Friday, October 31, 2008

Adversity


Ever hear of Pete Strudwick? Born circa 1930, with legs that ended in stumps just past the ankles, a left arm that had only one thumb and a finger, and a right arm ending at the wrist, after his mother contracted Rubella - he has gone on to become a marathon runner who has already run 25, 000 miles. How was Pete Strudwick able to successfully run Pike’s Peak, one of the most difficult marathons in the world, even though he had no hands and no feet? While at the other extreme, people who had fabulous successes like Marilyn Monroe or Ernest Hemingway ended up destroying themselves.

Recently, researchers in several different fields have discovered that people who have experienced seriously adverse events frequently report that they were positively changed by the experience. The research suggests several processes that may account for these reports of benefit: purposeful changes in life structure, changes in views of others and the world that result from the experience of vulnerability, the receipt of needed support, and the search for meaning in adversity. ‘Adversity has the effect of eliciting talents, which, in prosperous circumstances, would have lain dormant,’ Horace.

In Pete’s book, Come Run with Me, which is a diary of his training for the 1972 Pikes Peak Marathon, Chapter 3 starts like this:
‘The man who will make the most progress is the man who is willing to pay the biggest price. In racing, as in life, good genes help, but they only get you just so far. Rich parents are handy too, but they can only buy you so much. Beyond that point, every improvement carries a price tag, and in distance running, it’s counted in miles of training. You pay in advance for speed and endurance.’
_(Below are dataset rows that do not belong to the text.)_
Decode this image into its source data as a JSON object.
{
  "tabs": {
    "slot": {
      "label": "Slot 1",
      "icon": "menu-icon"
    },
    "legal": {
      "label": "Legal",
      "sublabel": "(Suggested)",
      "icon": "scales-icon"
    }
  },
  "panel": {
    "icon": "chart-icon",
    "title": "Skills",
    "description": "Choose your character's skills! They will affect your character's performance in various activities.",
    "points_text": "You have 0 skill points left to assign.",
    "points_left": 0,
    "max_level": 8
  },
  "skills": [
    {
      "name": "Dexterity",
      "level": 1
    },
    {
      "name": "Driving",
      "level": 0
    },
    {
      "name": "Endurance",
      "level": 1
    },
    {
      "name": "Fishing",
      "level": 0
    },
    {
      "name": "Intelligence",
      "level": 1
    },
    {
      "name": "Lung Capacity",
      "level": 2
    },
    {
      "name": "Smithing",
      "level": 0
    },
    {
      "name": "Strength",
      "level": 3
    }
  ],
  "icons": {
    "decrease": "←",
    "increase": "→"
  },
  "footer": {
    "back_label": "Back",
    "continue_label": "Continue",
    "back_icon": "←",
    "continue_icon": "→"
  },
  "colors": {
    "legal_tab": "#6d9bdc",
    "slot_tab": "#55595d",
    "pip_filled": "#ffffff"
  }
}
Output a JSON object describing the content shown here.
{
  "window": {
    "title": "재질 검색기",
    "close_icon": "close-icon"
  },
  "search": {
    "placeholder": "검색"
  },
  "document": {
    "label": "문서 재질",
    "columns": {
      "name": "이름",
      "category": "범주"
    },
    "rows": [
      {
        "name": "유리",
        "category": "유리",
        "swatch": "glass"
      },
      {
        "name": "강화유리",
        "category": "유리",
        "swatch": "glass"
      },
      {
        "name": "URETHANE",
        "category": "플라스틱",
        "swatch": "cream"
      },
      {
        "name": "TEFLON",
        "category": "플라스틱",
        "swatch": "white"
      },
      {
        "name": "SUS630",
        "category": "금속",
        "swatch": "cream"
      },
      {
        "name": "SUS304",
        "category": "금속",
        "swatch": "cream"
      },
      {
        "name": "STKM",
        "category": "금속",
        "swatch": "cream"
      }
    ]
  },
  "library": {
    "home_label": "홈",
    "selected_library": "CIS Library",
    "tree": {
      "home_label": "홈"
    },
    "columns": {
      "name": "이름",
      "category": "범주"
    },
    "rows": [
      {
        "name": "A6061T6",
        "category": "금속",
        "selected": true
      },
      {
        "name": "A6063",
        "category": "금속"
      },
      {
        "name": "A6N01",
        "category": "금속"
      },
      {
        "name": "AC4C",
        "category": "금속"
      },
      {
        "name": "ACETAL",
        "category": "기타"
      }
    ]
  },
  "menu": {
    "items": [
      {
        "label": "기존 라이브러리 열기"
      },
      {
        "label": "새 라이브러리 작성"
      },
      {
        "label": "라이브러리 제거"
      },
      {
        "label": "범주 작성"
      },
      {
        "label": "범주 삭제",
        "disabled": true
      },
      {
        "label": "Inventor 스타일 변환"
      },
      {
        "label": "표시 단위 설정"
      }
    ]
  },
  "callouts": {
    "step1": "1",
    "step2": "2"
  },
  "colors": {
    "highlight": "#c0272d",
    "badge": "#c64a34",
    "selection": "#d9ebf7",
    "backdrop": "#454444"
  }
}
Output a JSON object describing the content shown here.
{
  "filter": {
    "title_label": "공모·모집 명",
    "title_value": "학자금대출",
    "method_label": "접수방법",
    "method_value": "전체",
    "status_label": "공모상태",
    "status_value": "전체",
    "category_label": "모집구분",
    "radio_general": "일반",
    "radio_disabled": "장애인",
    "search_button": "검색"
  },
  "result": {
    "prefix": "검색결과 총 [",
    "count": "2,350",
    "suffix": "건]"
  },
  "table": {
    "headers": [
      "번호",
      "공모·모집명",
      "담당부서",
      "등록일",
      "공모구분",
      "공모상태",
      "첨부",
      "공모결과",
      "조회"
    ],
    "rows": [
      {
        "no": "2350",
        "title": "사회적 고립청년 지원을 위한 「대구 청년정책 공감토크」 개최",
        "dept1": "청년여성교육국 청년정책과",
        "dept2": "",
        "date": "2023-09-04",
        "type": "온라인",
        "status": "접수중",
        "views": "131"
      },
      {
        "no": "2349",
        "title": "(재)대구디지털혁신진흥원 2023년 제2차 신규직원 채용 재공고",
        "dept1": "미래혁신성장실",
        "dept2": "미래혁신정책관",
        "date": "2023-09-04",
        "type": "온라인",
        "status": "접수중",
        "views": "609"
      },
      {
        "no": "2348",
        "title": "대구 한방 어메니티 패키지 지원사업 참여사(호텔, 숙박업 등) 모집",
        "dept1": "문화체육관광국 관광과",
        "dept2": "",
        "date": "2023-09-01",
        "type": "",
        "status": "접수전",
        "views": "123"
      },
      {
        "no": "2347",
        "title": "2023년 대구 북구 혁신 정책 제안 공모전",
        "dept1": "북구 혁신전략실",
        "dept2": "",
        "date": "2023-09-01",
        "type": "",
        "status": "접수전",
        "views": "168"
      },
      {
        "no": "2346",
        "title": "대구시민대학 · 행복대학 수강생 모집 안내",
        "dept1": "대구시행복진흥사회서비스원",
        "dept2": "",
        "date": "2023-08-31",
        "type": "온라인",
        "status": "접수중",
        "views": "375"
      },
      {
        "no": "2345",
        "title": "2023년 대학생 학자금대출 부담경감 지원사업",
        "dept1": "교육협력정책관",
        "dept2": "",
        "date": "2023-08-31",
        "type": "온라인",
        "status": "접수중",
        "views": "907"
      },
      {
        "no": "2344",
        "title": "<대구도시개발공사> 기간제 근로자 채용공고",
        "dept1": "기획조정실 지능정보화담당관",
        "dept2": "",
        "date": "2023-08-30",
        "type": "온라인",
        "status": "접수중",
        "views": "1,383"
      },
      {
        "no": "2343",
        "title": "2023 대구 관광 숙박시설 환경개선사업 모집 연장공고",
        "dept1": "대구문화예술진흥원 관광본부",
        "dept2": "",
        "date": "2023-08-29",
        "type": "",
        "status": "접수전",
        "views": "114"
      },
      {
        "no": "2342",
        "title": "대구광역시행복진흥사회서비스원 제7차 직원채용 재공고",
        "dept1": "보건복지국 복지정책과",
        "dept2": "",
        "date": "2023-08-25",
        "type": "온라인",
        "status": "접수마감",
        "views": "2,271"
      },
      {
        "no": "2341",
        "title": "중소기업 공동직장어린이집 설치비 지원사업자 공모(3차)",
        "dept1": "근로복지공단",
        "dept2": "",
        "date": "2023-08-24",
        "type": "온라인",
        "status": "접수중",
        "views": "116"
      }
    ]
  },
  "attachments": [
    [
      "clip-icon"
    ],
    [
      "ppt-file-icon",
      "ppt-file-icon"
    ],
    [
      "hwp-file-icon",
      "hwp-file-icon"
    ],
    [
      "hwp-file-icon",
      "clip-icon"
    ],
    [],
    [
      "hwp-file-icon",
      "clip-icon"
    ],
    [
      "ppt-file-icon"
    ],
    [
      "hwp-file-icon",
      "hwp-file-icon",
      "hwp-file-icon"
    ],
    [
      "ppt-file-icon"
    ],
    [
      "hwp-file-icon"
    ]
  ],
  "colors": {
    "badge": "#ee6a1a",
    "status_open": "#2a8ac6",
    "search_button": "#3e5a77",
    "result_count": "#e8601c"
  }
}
So I ask you, what’s the difference between the haves and the have-nots? What’s the difference between the cans and the cannots? What’s the difference between the dos and the do nots? Why do some people overcome horrible, unimaginable adversity and make their lives a triumph, while others, in spite of every advantage, turn their lives into a disaster? Why do some people take any experience and make it work for them, while others take any experience and make it work against them? What’s the difference that makes the difference in the quality of life?

People who succeed do not have fewer problems than people who fail. The only people without problems are those in cemeteries. It is not what happens to us that separates failures from successes. It is how we perceive it and what we do about what ‘happens’ that makes the difference.
‘Things do not change; we change,’ Henry David Thoreau.